In other words, 2016 trends will be a continuation of 2015. For 2015, final tallies will show an underwriting profit for U.S. property/casualty insurers overall, even with a slight deterioration in the combined ratio and a modest decline in the level of favorable loss reserve development, A.M. Best said.

This trend, combined with a decline in net investment income, is expected to leave the industry with pretax operating profit of just under $60 billion for 2015, a 2.1 percent dip.

While there will be positive net income, A.M. Best said that the industry’s capital base will grow by just 0.5 percent to $695.6 billion. This is due to a $21.4 billion negative change in the industry’s accumulated unrealized gain position, A.M. Best added, also noting that the 2015 increase in the policyholders’ surplus is the smallest since a 1.1 percent decline in 2011.

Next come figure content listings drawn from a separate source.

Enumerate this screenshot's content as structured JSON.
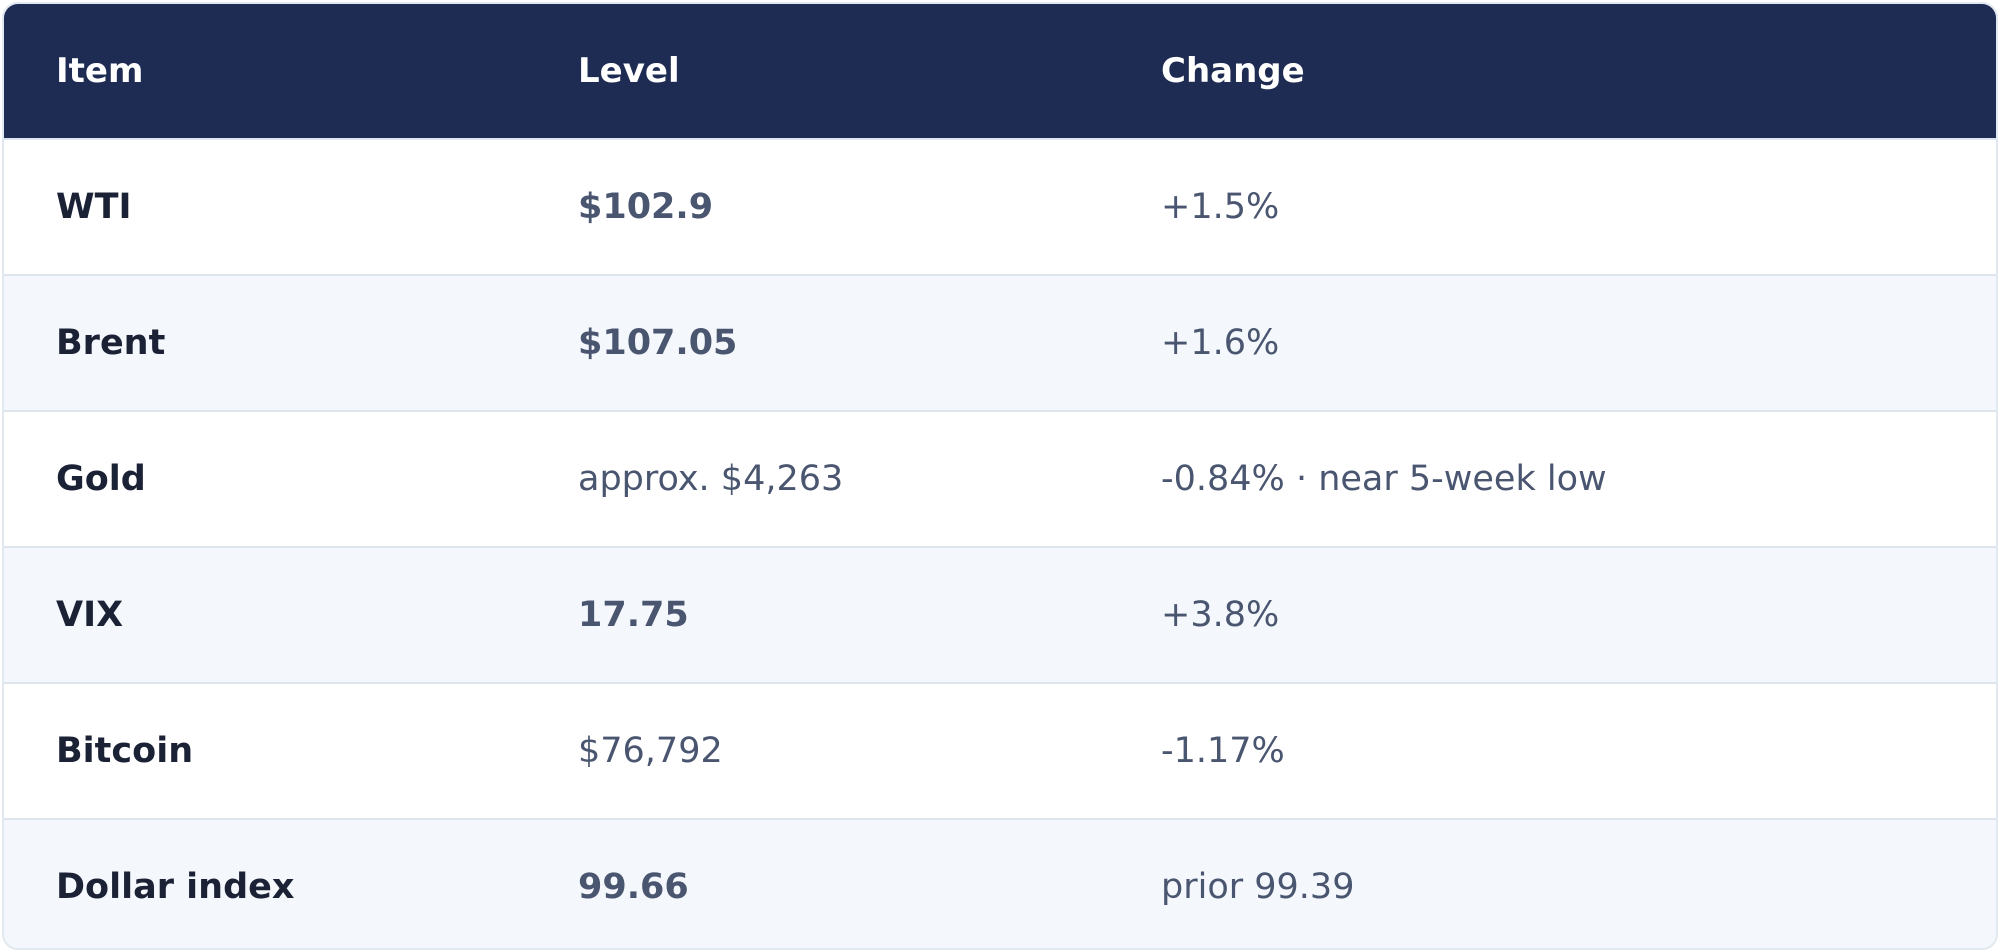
{
  "table": {
    "headers": {
      "item": "Item",
      "level": "Level",
      "change": "Change"
    },
    "rows": [
      {
        "item": "WTI",
        "level": "$102.9",
        "level_bold": true,
        "change": "+1.5%"
      },
      {
        "item": "Brent",
        "level": "$107.05",
        "level_bold": true,
        "change": "+1.6%"
      },
      {
        "item": "Gold",
        "level": "approx. $4,263",
        "level_bold": false,
        "change": "-0.84% · near 5-week low"
      },
      {
        "item": "VIX",
        "level": "17.75",
        "level_bold": true,
        "change": "+3.8%"
      },
      {
        "item": "Bitcoin",
        "level": "$76,792",
        "level_bold": false,
        "change": "-1.17%"
      },
      {
        "item": "Dollar index",
        "level": "99.66",
        "level_bold": true,
        "change": "prior 99.39"
      }
    ]
  },
  "colors": {
    "header_bg": "#1e2b53",
    "row_alt_bg": "#f4f7fb",
    "text_dark": "#1b2236",
    "text_muted": "#4a5670"
  }
}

Among other A.M. Best P/C predictions for 2016:

  • A combined ratio of 99.2, following an estimated combined ratio of 98 for 2015.
  • A net investment yield of 3.1 percent versus an approximately 3.3 percent investment yield for 2015.
  • $2 billion in net underwriting income for 2016 versus an estimated $8.2 billion for 2015.
  • A stable outlook for the personal lines sector.
  • Negative outlooks for both the commercial and reinsurance sectors, due to market headwinds.
  • Moderate rate increases for personal auto and homeowners.
  • Rate declines for commercial lines.